The UK gasoline shortage continues. According to data from this Thursday, only 26% of service stations were fully stocked and 27% were without a single drop, a figure similar to that of Wednesday. And, in the face of a wave of warnings that the crisis could lead to a shortage of Christmas, the Minister of Justice and Deputy Prime Minister, Dominic Raab, said this morning that they were considering forcing inmates in British prisons to drive trucks, “to reduce their risk of recidivism, “he alleged.
“We have managed to get prisoners and criminals to do voluntary and unpaid work. Why not, if there is a shortage, encourage them to do paid work where there is a benefit for the economy, a benefit for society?” to The Spectator magazine . “If you give people something to lose, if you give them some hope, they are much less likely to go back to crime.”
The situation, of course, does not seem to be improving at the rate that the government would like. Although Transport Minister Grant Shapps announced that more gasoline had been distributed on Wednesday than was sold for the first time in almost a week, almost the entire country remains in short supply. Northern England and Scotland are on amber alert, while Wales, London and southern England are on red alert. Only Northern Ireland is saved, which receives stable shipments from Ireland thanks to its membership of the European Common Market.
The result of the tension is seen in the pound, which is hovering around the minimum of December 2020. And it is seen in all the sectors that are warning of shortages: the latter, the country’s pharmacies. The associations of the branch, the Company Chemists’ Association and the National Pharmacists Association, warn that the deliveries of some medicines have been interrupted, and denounce that the Government has not informed them of its emergency plans to maintain the supply.
The great battle now is to see who or what is to blame. For Keir Starmer, the leader of the Labor Party, which held its annual congress this week, the responsibility lies with Prime Minister Boris Johnson’s “disastrous Brexit”, as no other European country is suffering from this same situation, despite the fact that all have a shortage of truckers to a greater or lesser extent.
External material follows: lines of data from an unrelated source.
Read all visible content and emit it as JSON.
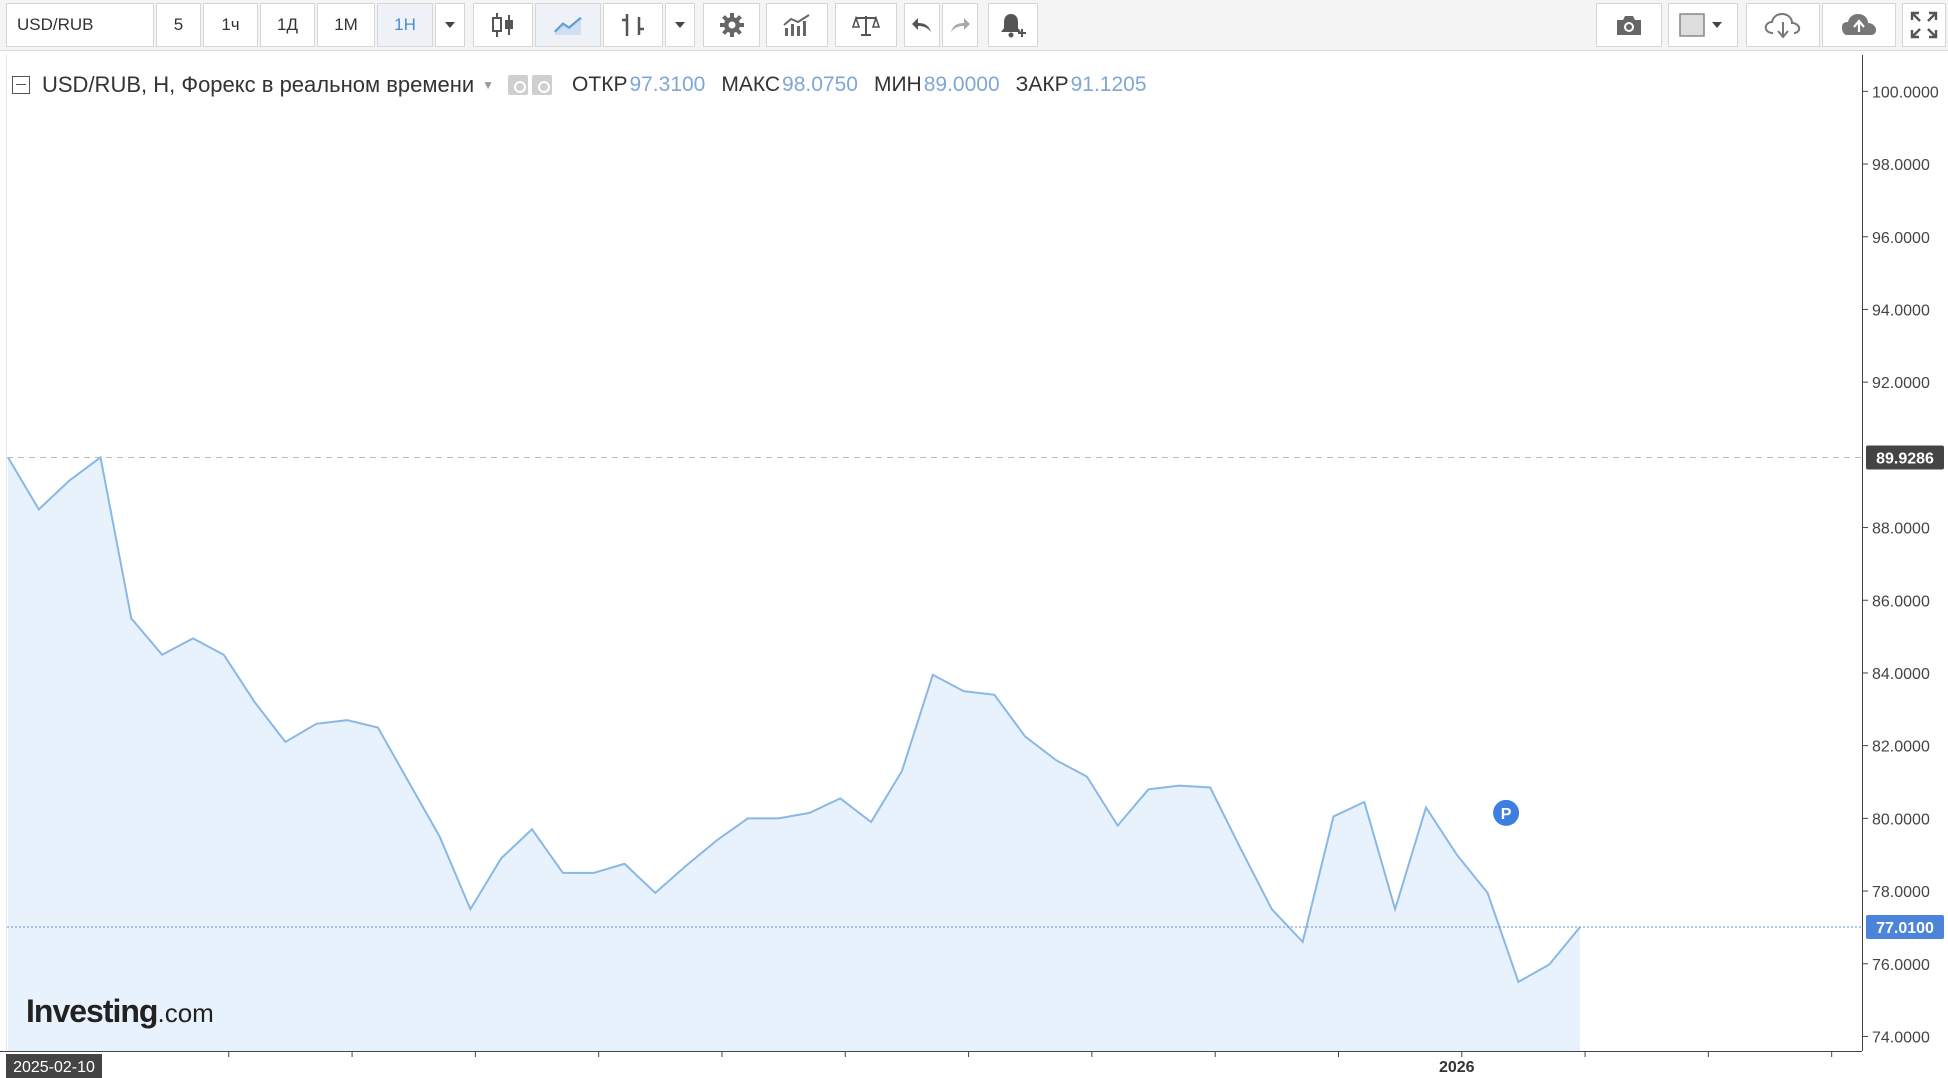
{
  "toolbar": {
    "symbol": "USD/RUB",
    "intervals": [
      {
        "label": "5",
        "active": false
      },
      {
        "label": "1ч",
        "active": false
      },
      {
        "label": "1Д",
        "active": false
      },
      {
        "label": "1М",
        "active": false
      },
      {
        "label": "1Н",
        "active": true
      }
    ]
  },
  "legend": {
    "title": "USD/RUB, H, Форекс в реальном времени",
    "open_label": "ОТКР",
    "open_value": "97.3100",
    "high_label": "МАКС",
    "high_value": "98.0750",
    "low_label": "МИН",
    "low_value": "89.0000",
    "close_label": "ЗАКР",
    "close_value": "91.1205"
  },
  "logo": {
    "main": "Investing",
    "suffix": ".com"
  },
  "marker": {
    "label": "P",
    "color": "#3d7ee0"
  },
  "colors": {
    "line": "#8ab8e4",
    "fill": "#e8f2fc",
    "current_badge": "#4b84d8",
    "ref_badge": "#444444"
  },
  "chart_data": {
    "type": "area",
    "ylim": [
      73.6,
      101.0
    ],
    "yticks": [
      "74.0000",
      "76.0000",
      "78.0000",
      "80.0000",
      "82.0000",
      "84.0000",
      "86.0000",
      "88.0000",
      "92.0000",
      "94.0000",
      "96.0000",
      "98.0000",
      "100.0000"
    ],
    "reference_line": {
      "value": 89.9286,
      "label": "89.9286"
    },
    "current_line": {
      "value": 77.01,
      "label": "77.0100"
    },
    "x_labels": [
      {
        "index": 0,
        "label": "2025-02-10"
      },
      {
        "index": 47,
        "label": "2026"
      }
    ],
    "values": [
      89.93,
      88.5,
      89.3,
      89.93,
      85.5,
      84.5,
      84.95,
      84.5,
      83.2,
      82.1,
      82.6,
      82.7,
      82.5,
      81.0,
      79.5,
      77.5,
      78.9,
      79.7,
      78.5,
      78.5,
      78.75,
      77.95,
      78.7,
      79.4,
      80.0,
      80.0,
      80.15,
      80.55,
      79.9,
      81.3,
      83.95,
      83.5,
      83.4,
      82.25,
      81.6,
      81.15,
      79.8,
      80.8,
      80.9,
      80.85,
      79.15,
      77.5,
      76.6,
      80.05,
      80.45,
      77.5,
      80.3,
      79.0,
      77.95,
      75.5,
      75.98,
      77.01
    ],
    "total_slots": 61
  }
}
For their part, the ‘Tories’ point out that the fault lies with the Covid, which has shaken the supply chains.
But the biggest concern is growing warnings that there won’t be enough turkey, no toys, and no tech products in stores this coming December. A situation that, if it became a reality, would be a real nightmare for the Government. Johnson has promised to the media that he will “save Christmas” at all costs. But big distributors insist that big deliveries to retailers should be happening these weeks. If the situation does not improve soon, this year it may end with a last-minute sprint race to fill the children’s shopping baskets and gift boxes.